樓云海的一番話同樣讓眾人拍手叫好,似乎掌聲更加熱烈些。
龍泉城地處邊境,歷來重武輕文,老一輩人甚至認為廢物才會去讀書。
首先你沒有靈根無法成為修士,當武夫又吃不了苦,妥妥的廢物一枚。
然后騙爹娘說讀書能參加朝廷的文舉試,以后就能當官發財、光宗耀祖。
“這可能嗎?你想打破龍泉城百年無一人考取過文舉人的魔咒?”這句話伴隨著樓云山的成長。
從一開始的憤怒、不甘到如今的泰然處之,作為一個被視為廢物的讀書人,樓云山的日子過得清閑卻也怡然自得。
在家族中是他是存在感最低的公子,從來都是兩耳不聞窗外事,一心只讀圣賢書。
看到二哥氣急敗壞地罵讀書人,心中不由閃過一絲悲哀,為自己也為樓云海。
“云海兄說的在理。
我們父輩的功勛可都是戰場上一刀一槍拿命換來的,豈是那些靠寫幾篇文章,耍耍嘴皮,滿肚子花花腸子的文人可比。

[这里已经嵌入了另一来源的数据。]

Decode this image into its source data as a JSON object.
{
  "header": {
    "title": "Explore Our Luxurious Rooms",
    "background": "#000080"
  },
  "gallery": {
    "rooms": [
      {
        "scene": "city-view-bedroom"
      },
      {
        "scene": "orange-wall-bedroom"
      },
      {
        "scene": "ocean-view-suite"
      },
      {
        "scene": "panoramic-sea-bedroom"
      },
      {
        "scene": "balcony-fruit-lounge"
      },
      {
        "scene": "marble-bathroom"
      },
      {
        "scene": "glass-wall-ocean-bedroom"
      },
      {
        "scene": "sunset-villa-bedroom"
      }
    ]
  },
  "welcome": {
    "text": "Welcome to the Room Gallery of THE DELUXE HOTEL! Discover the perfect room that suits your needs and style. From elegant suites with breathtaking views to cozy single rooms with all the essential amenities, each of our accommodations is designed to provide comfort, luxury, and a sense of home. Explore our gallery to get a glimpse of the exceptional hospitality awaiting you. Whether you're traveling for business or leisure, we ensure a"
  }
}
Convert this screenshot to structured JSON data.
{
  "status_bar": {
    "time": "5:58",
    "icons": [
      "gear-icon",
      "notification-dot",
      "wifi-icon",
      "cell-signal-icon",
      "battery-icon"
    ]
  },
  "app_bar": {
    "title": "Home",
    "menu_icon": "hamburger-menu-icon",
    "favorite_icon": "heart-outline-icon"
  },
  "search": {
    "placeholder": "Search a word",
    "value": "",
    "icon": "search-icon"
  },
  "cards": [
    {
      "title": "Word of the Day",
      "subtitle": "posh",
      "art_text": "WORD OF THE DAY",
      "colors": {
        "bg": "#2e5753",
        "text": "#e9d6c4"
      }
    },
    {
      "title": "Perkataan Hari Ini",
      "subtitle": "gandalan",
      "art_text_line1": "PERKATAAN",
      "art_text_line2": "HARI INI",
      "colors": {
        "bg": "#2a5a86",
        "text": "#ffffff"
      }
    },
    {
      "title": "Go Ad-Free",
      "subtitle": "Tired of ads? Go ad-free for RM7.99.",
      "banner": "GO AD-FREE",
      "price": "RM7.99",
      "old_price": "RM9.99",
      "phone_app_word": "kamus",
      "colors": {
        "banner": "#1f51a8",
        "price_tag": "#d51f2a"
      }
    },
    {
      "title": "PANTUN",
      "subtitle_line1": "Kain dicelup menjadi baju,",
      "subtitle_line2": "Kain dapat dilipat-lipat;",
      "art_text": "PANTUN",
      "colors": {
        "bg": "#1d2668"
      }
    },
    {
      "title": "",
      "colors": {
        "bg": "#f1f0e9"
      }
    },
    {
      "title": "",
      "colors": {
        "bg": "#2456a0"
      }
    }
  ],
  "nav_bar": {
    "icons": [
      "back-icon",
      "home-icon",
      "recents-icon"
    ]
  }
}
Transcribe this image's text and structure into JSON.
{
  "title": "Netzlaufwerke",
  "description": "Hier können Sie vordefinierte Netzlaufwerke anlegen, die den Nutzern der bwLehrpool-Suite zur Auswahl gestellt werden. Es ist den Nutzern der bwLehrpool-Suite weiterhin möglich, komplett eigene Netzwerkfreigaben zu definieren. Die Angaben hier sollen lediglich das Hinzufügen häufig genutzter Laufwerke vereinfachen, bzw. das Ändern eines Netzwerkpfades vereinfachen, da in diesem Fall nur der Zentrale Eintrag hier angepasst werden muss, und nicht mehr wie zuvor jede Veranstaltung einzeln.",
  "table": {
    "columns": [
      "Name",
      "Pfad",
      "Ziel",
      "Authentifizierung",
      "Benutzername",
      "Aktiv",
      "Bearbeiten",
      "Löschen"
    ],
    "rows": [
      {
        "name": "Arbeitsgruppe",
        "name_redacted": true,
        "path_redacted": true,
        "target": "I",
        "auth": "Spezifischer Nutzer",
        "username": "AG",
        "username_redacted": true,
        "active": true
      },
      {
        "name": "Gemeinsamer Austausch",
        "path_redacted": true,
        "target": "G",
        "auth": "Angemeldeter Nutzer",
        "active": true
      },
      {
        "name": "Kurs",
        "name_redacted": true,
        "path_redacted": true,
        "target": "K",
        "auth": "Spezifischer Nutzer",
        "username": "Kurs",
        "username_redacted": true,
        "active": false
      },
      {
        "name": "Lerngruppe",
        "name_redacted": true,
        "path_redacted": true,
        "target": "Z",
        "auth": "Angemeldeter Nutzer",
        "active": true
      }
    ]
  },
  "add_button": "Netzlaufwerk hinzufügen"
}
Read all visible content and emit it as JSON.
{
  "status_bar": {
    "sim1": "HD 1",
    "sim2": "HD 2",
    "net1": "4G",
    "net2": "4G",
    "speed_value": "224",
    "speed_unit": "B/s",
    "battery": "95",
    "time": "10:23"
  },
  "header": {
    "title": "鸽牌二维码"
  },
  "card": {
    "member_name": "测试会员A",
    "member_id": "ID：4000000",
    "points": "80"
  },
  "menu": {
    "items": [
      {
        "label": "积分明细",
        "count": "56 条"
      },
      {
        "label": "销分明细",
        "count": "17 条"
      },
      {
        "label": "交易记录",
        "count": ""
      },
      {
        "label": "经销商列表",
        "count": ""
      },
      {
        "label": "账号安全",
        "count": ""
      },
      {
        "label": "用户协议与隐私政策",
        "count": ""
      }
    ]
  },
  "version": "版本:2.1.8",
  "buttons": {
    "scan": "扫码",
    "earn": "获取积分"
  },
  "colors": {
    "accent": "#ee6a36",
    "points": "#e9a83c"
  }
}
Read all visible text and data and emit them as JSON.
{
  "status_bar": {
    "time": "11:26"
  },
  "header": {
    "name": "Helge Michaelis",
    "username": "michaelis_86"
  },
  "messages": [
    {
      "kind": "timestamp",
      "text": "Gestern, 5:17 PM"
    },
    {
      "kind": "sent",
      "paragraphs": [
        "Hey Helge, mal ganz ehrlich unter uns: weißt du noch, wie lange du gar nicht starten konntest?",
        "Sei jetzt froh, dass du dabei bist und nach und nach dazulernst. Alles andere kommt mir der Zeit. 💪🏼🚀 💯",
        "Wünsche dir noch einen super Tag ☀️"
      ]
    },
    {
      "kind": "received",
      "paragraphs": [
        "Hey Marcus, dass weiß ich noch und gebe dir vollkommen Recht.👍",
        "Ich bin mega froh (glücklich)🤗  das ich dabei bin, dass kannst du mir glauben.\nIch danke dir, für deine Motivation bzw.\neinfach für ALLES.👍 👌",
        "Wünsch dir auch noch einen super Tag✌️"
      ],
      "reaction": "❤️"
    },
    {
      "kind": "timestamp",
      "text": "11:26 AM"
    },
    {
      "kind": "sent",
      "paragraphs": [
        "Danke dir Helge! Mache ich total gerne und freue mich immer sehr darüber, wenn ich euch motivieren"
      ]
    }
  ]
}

現在朝廷重用這些一肚子壞水的文官,卻把那些立下汗功勞的武將一腳踢開,天理何在?”
一個青袍男子站了起來,義憤填膺。
“要我說啊,樓家老二說得有點道理,但我怎么覺得他是在罵自家三弟啊。”韓雪身旁一白衣男子哈哈大笑。
話音剛落,眾人哄堂大笑,少部分人用戲謔的眼神望向樓云海,更多的人則是朝角落里的樓云山望去。
樓云飛瞄了眼身旁的三哥,卻發現在樓云山臉上根本看不出情緒波動,不禁為他這份定力點贊。
樓云海聽后勃然大怒,望向對面的白衣男子,射出了苦大仇深的眼神“韓虎,你想挑事?我們樓家兄弟之間的事輪得到你來說三道四?”
“咋了?想找我單挑?”韓虎皺了皺眉頭,一臉不屑“我前幾天剛踏入煉氣二重,正手癢想找人練練,不過你這煉體九重恐怕沒資格。
話說你們樓家也太慘了,除了樓云天沒有一個能打的。”
“怎么,看不起我們樓家?”樓云海眼珠溜溜兒一轉,笑瞇瞇地豎起大拇指“我家老四天龍門青陽子高徒,雖然前些年修行出了岔子,修為只有煉體七重,但打贏你還是沒問題的。”
眾人一片唏噓,交頭接耳。
青陽子高徒不就是那個傳說中的廢物嗎?
這樓家老二唱的哪出戲啊?
要知道煉體九重和煉氣一重的差距看似不大,實則天差地別,更不要說一個煉體七重與煉氣二重。
即使所學功法有過人之處,但境界差距太大,怎么可能打贏?
樓云飛心中呵呵冷笑,狐貍尾巴終于漏出來了,原來是給我招仇恨想借刀殺人。
樓云飛與樓云山不約而同地對視了一眼,露出了默契又無奈的笑容。
“哎呦臥槽,樓家老二,你還要不要臉?”韓虎斜著眼睛看向樓云海,很嫌棄的目光“自己當縮頭烏龜,讓兄弟當炮灰。”
樓云海面不改色“咋了?聽說青陽子弟子就害怕了?”
“韓虎兄弟,這天龍門的功法確有獨到之處,你還真不一定能贏。”楚清楓突然插話。
“既然大家都覺得我沒占便宜。”韓虎捏著下巴,嘿嘿一笑“我倒不介意領教一下天龍門絕學。”
此時,一直未出聲的韓雪露出了耐人尋味的笑意。
她羨慕過樓云飛,曾讓城主父親去問青陽子為什么不選她而選樓云飛,對方說因為已經收了一個女弟子。
為此她傷心了好幾個月,莫名的對樓云飛有一絲恨意。
結果兩年后父親告訴她樓云飛可能是最差的靈根,青陽子估計腸子都悔青了。